MMEJ reactions incubated with substrates containing longer single-stranded DNA regions of 43 and 73 nucleotides were more efficiently used than substrates with short regions (Figure 8A and B). Canonical SSBs recruit several enzymes to DNA replication forks via their acid C-terminal extension (60,61) and AtmtSSB1 interacts with AtPolIB with similar affinities to the interactions observed in other replisomes (Figure 8D). We therefore tested whether the presence of AtmtSSBs would promote MMEJ by wild-type AtPolIs in substrates with long single-stranded DNA regions. We used substrates with increased single-stranded DNA regions of 12, 43 and 73 nucleotides while maintaining a microhomology region of 8 nts (pssDNA-8₍₄₎, pssDNA-8₍₃₅₎ and pssDNA-8₍₆₅₎) in the presence of increased concentrations of AtmtSSB1 and AtmtSSB2 and exonuclease proficient AtPolIB (Figure 8C–E). In a pssDNA-8₍₄₎ substrate, AtPolIB executed MMEJ in the presence and absence of mtSSBs with similar efficiencies and most of the substrate was degraded to 15- or a 16-mer (Figure 8C). A comparison between the amount of MMEJ product synthesized by exonuclease deficient AtPolIB and the exonuclease active form of the enzyme on the pssDNA-8₍₄₎ substrate shows that AtPoIlB exo- converts approximately 80% of the substrate to a MMEJ product, whereas wild-type AtPolIB converts <10% of the substrate to a MMEJ product in the absence of AtmtSSB1 (Figure 8C, lanes 2 and 3). In pssDNA-8₍₃₅₎ and pssDNA-8₍₆₅₎ substrates, the exonucleolytic degradation by wild-type AtPolIB substantially decreased independent of the presence or absence of AtmtSSBs (Figure 8D and E). MMEJ reactions incubated with a pssDNA-8₍₃₅₎ substrate exhibited almost no difference when incubated with exonuclease deficient or exonuclease proficient AtPolIB (Figure 8D, lanes 2 and 3) and the addition of AtmtSSBs had no effect on MMEJ (Figure 8D, lanes 4–11). Reactions incubated with wild-type AtPolIB generate a predominant MMEJ product of 110 nts and a minimal amount of exonucleolytic products that accumulate as 15 or 16-mers (Figure 8D, lanes 3–11). A similar decrease of the exonuclease degradation products by wild-type AtPolIB is also observed in reactions incubated with a pssDNA-8₍₆₅₎ substrate in the presence and absence of AtmtSSBs (Figure 8E).

DISCUSSION

Here we demonstrate that organellar DNA polymerases from the plant model A. thaliana, AtPolIs, efficiently perform MMEJ on partially resected DSBs longer than 6 nts, proving an explanation for DSBs repair with MMEJ signatures in plant organelles (12,29,31,32). MMEJ requires the formation of a synapse between DNA strands to join otherwise unstably paired microhomologous sequences, while creating a 3′-OH necessary for nucleotide incorporation and extension. Short microhomologous sequences could transiently pair, however these intermediates are short-lived. AtPolIs in comparison to KF DNAP I is able to stabilize these intermediates and used them as substrates. AtPolIs harbor three unique amino acid insertions in their polymerization domain (35,37) and within these insertions, insertion 1 is indispensable for MMEJ. Thus, AtPolIs and HsPolθ converged in the use of insertions for MMEJ and lesion bypass (21,40).
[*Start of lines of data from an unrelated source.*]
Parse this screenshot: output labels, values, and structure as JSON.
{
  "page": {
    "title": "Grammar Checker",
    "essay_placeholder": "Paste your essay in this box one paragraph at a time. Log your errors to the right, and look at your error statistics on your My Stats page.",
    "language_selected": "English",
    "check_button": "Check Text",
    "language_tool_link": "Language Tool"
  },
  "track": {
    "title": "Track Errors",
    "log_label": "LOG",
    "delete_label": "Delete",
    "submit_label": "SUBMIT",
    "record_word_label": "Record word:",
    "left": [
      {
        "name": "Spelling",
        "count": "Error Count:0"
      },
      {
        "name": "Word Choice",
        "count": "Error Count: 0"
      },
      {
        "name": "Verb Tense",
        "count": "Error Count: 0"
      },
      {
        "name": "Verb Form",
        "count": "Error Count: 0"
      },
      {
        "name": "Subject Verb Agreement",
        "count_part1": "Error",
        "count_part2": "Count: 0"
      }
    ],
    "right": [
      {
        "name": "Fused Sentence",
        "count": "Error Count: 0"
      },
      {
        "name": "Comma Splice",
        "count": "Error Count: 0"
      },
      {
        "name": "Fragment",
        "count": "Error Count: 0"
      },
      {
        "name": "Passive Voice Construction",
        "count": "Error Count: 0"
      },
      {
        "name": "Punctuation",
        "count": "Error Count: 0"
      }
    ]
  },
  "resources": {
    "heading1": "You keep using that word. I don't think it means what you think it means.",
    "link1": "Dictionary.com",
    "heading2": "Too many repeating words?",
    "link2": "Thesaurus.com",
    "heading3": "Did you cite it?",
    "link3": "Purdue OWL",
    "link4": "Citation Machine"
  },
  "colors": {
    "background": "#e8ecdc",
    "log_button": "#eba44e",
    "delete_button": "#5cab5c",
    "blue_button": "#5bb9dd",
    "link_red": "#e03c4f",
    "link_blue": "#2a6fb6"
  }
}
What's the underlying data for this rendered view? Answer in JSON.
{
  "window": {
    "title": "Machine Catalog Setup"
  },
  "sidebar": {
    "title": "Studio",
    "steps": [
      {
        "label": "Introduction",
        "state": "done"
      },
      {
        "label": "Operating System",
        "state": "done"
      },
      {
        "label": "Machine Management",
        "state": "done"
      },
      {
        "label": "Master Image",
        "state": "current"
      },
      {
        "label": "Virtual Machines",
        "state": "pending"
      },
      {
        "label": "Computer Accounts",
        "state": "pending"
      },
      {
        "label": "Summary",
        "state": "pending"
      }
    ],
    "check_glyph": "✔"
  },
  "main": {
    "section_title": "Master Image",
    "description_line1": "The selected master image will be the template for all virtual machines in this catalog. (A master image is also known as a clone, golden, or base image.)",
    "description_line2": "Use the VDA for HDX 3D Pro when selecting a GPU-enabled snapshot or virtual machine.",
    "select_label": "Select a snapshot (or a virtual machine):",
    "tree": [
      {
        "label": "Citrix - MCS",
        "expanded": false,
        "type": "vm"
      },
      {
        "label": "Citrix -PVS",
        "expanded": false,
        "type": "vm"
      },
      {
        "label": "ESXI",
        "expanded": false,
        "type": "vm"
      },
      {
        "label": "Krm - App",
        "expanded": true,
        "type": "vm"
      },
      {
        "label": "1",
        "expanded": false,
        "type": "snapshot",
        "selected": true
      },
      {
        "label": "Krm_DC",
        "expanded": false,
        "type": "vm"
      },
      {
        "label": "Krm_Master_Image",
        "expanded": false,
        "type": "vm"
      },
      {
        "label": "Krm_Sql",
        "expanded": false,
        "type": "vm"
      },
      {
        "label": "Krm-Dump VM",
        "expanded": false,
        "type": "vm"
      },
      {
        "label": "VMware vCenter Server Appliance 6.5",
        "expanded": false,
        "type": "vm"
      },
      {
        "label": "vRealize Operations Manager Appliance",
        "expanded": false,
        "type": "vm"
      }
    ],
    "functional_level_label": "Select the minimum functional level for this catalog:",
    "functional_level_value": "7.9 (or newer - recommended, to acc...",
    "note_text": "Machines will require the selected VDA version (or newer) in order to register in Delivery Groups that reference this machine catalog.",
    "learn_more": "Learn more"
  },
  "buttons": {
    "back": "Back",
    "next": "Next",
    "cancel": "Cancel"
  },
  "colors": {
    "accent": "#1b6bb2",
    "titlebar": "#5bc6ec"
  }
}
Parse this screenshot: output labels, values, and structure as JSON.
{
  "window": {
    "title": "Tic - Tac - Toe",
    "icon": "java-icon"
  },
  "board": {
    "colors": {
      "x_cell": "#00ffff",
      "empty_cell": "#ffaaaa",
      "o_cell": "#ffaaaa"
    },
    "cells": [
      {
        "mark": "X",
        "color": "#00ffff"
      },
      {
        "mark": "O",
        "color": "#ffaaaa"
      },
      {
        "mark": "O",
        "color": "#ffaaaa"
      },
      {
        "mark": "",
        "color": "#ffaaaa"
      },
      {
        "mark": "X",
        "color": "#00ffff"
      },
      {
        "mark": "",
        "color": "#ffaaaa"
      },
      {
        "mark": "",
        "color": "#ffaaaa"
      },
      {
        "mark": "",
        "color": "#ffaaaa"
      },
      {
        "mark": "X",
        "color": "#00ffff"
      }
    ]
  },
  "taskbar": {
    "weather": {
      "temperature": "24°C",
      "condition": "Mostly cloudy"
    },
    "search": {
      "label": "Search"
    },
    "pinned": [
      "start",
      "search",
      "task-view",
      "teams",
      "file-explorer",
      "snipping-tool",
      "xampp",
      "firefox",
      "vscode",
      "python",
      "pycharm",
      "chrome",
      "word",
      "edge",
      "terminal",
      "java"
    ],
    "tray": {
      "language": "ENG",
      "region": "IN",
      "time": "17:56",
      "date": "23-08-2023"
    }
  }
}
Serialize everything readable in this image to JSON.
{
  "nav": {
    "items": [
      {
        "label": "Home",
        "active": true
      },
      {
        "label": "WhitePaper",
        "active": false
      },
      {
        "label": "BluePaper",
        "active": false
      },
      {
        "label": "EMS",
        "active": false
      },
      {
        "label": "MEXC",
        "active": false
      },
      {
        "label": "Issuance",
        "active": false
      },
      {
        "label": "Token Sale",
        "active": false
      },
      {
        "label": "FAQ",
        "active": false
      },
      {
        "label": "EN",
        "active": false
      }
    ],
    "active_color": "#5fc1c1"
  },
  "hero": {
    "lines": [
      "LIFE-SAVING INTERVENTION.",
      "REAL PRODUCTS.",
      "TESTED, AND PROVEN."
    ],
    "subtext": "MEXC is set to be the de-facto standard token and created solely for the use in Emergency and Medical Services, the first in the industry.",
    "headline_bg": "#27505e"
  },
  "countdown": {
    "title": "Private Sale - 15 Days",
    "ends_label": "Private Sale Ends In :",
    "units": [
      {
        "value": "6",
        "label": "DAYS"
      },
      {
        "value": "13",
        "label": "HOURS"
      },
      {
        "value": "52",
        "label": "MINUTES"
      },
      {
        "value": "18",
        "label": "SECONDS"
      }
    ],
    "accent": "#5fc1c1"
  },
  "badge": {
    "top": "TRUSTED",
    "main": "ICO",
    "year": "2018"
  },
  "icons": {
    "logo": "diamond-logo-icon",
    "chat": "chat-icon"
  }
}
Mismatches are an abundant feature in DSBs repaired by MMEJ in plant organelles. For example, the Brisson group showed that 91 out of 158 induced MMEJ rearrangements in plastid DNA contain mismatches (30). Thus, the machinery responsible to execute MMEJ in plant organelles must be able to extend from mismatches. The fact that AtPolIs can efficiently anneal and extend from microhomologus sequences harboring mismatches at their 3′-OH, supports the notion that these enzymes are biochemically equipped to execute MMEJ in plant organelles. In contrast to HsPolθ, AtPolIs contain an active exonuclease domain and its modulation should be essential for MMEJ in vivo. In substrates that contain a short single-stranded region, i.e. less than 12-nts, AtPolIs exonucleolytic degradation is preferred over MMEJ. An increase in the length of the single-stranded region, however, promotes MMEJ at levels in which exonuclease deficient and wild-type AtPolIs execute MMEJ with similar efficiencies. We speculate that the presence of extra nucleotides generates a binding platform for AtPolIs that promotes synapse formation (Figure 8D and E). The ability of exonuclease proficient AtPolIs to carry out MMEJ on substrates with long single-stranded regions with the same efficiency that exonuclease deficient AtPolIs reinforces the notion of the functional relevance of these enzymes to execute MMEJ in organello.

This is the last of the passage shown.